在文件中查找重複的行並計算每行復制的時間長度?

本文翻譯自:Find duplicate lines in a file and count how many time each line was duplicated?

Suppose I have a file similar to the following: 假設我有一個類似於以下的文件:

123 
123 
234 
234 
123 
345

I would like to find how many times '123' was duplicated, how many times '234' was duplicated, etc. So ideally, the output would be like: 我想找出'123'重複多少次,重複'234'多少次等等。
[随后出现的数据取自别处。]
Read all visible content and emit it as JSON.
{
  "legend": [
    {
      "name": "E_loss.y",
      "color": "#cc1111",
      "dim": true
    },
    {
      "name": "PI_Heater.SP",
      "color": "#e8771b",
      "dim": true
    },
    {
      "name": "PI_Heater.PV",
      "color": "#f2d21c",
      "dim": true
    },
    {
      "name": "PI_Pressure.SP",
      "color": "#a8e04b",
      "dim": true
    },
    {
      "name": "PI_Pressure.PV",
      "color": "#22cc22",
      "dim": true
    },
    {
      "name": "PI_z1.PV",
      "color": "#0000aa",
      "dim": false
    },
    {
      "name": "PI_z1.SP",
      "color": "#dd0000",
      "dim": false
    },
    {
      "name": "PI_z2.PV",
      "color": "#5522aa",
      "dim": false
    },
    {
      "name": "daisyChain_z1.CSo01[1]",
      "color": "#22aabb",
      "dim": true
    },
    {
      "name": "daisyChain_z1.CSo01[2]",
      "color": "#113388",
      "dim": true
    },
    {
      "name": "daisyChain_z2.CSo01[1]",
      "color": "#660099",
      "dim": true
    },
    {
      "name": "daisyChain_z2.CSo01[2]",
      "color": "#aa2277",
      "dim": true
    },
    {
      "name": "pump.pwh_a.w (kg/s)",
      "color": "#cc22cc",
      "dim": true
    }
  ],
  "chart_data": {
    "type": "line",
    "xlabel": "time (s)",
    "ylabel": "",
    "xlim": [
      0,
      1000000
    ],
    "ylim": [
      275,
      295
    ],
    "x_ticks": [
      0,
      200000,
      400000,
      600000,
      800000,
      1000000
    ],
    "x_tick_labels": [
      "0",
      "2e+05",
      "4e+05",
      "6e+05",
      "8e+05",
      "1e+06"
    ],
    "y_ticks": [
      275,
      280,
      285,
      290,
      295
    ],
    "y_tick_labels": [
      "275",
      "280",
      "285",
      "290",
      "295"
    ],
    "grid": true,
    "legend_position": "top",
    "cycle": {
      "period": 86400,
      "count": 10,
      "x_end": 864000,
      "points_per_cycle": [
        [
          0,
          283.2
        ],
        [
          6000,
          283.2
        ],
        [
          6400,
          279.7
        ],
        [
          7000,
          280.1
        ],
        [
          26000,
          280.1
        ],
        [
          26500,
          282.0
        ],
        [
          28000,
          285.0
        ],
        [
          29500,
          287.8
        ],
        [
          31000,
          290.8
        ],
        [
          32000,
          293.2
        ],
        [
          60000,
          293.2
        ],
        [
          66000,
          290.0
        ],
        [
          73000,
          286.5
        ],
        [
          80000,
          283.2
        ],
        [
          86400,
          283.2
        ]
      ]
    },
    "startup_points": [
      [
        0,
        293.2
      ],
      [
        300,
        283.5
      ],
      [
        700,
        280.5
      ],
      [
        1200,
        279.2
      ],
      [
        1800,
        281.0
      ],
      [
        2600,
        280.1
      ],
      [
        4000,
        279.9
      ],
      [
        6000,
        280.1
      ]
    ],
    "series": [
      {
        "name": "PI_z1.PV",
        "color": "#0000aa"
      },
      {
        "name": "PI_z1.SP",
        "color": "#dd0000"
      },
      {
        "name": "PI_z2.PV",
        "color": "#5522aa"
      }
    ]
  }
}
理想情況下,輸出結果如下:

123  3 
234  2 
345  1

#1樓

參考:https://stackoom.com/question/SAD7/在文件中查找重複的行並計算每行復制的時間長度


#2樓

To find and count duplicate lines in multiple files, you can try the following command: 要查找和計算多個文件中的重複行,可以嘗試以下命令:

sort <files> | uniq -c | sort -nr

or: 要麼:

cat <files> | sort | uniq -c | sort -nr

#3樓

This will print duplicate lines only , with counts: 這將僅打印重複行 ,計數:

sort FILE | uniq -cd

or, with GNU long options (on Linux): 或者,使用GNU長選項(在Linux上):

sort FILE | uniq --count --repeated

on BSD and OSX you have to use grep to filter out unique lines: BSD和OSX上,你必須使用grep來過濾掉唯一的行:

sort FILE | uniq -c | grep -v '^ *1 '

For the given example, the result would be: 對於給定的示例,結果將是:

  3 123
  2 234

If you want to print counts for all lines including those that appear only once: 如果要打印所有行的計數,包括僅出現一次的行:

sort FILE | uniq -c

or, with GNU long options (on Linux): 或者,使用GNU長選項(在Linux上):

sort FILE | uniq --count

For the given input, the output is: 對於給定的輸入,輸出爲:

  3 123
  2 234
  1 345

In order to sort the output with the most frequent lines on top, you can do the following (to get all results): 爲了對頂部最頻繁的行進行排序 ,您可以執行以下操作(以獲得所有結果):

sort FILE | uniq -c | sort -nr

or, to get only duplicate lines, most frequent first: 或者,爲了獲得重複的行,最常見的是:

sort FILE | uniq -cd | sort -nr

on OSX and BSD the final one becomes: 在OSX和BSD上,最後一個成爲:

sort FILE | uniq -c | grep -v '^ *1 ' | sort -nr

#4樓

Via : 通過

awk '{dups[$1]++} END{for (num in dups) {print num,dups[num]}}' data

In awk 'dups[$1]++' command, the variable $1 holds the entire contents of column1 and square brackets are array access. awk 'dups[$1]++'命令中,變量$1保存column1的全部內容,方括號是數組訪問。 So, for each 1st column of line in data file, the node of the array named dups is incremented. 因此,對於data文件中每行的第1列,名爲dups的數組的節點遞增。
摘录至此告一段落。